Dia mengisahkan beberapa contoh dari perjalanan hidup para nabi yang menunjukkan betapa pentingnya rasa syukur dalam kehidupan seorang mukmin. Salah satu kisah yang disampaikan adalah tentang Rasulullah saw dan istrinya, Aisyah.
“Suatu malam, Aisyah bangun dan tidak menemukan Nabi di sampingnya. Setelah meraba-raba, ia menyentuh kaki Nabi yang sedang bersujud dalam salat. Aisyah pun bertanya mengapa Nabi tetap bersungguh-sungguh dalam ibadah, padahal dosanya telah diampuni oleh Allah. Rasulullah sawa menjawab, “Bukankah aku pantas menjadi hamba yang bersyukur?”
Lebih lanjut, Ustaz Fuad juga mengisahkan Nabi Ibrahim as yang bersyukur ketika Allah menyelamatkannya dari api setelah melawan raja yang zalim.
“Begitu pula dengan Nabi Musa as yang bersyukur atas pertolongan Allah ketika ia diselamatkan dari ancaman pembunuhan Fir’aun yang mendapat bisikan tentang seorang bayi Bani Israil yang kelak akan menggulingkan kekuasaannya,” katanya
“Sebaliknya, orang-orang kafir sering kali tidak mengakui nikmat Allah. Mereka menganggap segala keberhasilan sebagai hasil usaha dan kepintaran mereka sendiri, sebagaimana yang difirmankan Allah dalam Surah Fuşşilat ayat 50:
“Dan jika Kami merasakan kepadanya sesuatu rahmat dari Kami sesudah dia ditimpa kesusahan, pastilah dia berkata, ‘Ini adalah hakku dan aku tidak yakin bahwa hari kiamat itu akan datang. Dan jika aku dikembalikan kepada Tuhan-ku, maka sesungguhnya aku akan memperoleh kebaikan pada sisi-Nya.’ Maka Kami benar-benar akan memberitakan kepada orang-orang kafir, apa yang telah mereka kerjakan dan akan Kami rasakan kepada mereka azab yang keras.” (QS. Fuşşilat: 50)
Tiga Kisah Tentang Syukur dan Kufur Nikmat
Ustaz Fuad juga membawakan kisah tiga orang yang diuji dengan nikmat Allah:
Pertama, Abras (Si Belang). Seorang pria berpenyakit belang dan miskin didatangi malaikat yang menanyakan kebutuhannya. Ia meminta kesembuhan dan kekayaan berupa unta, lalu dikabulkan oleh Allah.

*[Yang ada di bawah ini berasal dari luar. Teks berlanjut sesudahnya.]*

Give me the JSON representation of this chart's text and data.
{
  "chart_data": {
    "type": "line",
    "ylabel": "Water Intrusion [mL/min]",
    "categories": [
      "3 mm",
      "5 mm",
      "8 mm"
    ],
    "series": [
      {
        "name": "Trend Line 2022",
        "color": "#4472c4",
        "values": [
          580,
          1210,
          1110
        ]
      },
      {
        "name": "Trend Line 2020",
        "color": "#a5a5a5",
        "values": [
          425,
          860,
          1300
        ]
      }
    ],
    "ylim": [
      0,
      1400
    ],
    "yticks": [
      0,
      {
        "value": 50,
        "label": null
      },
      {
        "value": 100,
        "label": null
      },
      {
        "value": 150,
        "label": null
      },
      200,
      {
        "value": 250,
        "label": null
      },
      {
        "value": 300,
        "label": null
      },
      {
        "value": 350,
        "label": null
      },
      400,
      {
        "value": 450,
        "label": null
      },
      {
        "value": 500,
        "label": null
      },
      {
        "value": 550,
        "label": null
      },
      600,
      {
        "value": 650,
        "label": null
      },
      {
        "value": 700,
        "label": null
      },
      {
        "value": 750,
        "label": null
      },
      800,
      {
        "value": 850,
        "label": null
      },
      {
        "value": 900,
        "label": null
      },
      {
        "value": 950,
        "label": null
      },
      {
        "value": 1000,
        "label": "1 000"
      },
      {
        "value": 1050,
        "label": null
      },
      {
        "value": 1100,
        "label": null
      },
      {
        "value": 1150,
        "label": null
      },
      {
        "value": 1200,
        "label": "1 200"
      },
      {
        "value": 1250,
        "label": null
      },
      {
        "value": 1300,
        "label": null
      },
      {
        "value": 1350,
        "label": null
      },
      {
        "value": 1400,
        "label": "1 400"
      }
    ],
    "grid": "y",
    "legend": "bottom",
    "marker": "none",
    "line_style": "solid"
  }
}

Namun, saat malaikat datang kembali dan meminta bantuan, ia menolak bersedekah dan mengingkari nikmat Allah. Akibatnya, ia kembali menderita penyakit belang dan jatuh miskin.

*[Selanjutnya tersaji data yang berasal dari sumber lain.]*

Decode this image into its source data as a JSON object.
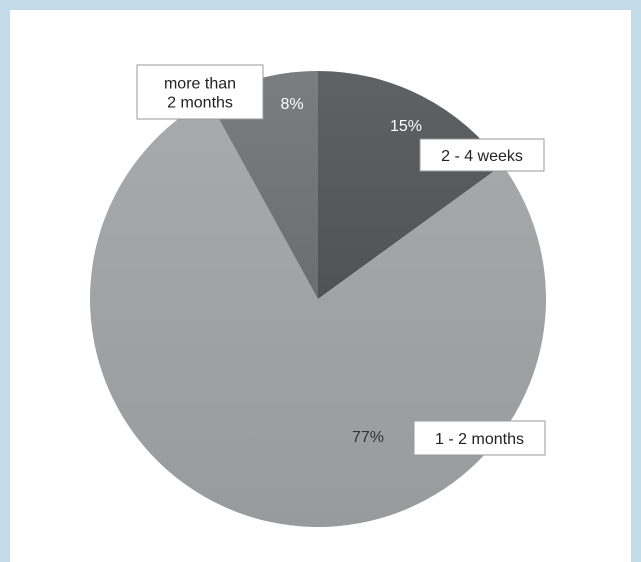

Kedua, Orang Berkepala Botak. Pria ini juga mengalami kisah serupa dengan Abras. Ia awalnya miskin, lalu dikaruniai sapi satu lembah oleh Allah atas doa malaikat.
“Namun, ketika malaikat datang dalam rupa seorang miskin dan meminta sedekah, ia menolak. Akibatnya, ia kembali botak dan jatuh miskin,” ungkap Ustaz Fuad.
Ketiga, A’ma (Si Buta). Seorang pria buta yang diberikan kambing satu lembah sebagai rezeki. Ketika malaikat datang dan meminta bantuan, ia dengan tulus mengizinkan untuk mengambil sesuka hati.
“Dia mengakui bahwa dirinya dulu miskin dan Allah telah memberinya karunia. Karena syukurnya, Allah mempertahankan kekayaannya dan memberkahinya dengan lebih banyak nikmat,” ujar Ustaz Fuad.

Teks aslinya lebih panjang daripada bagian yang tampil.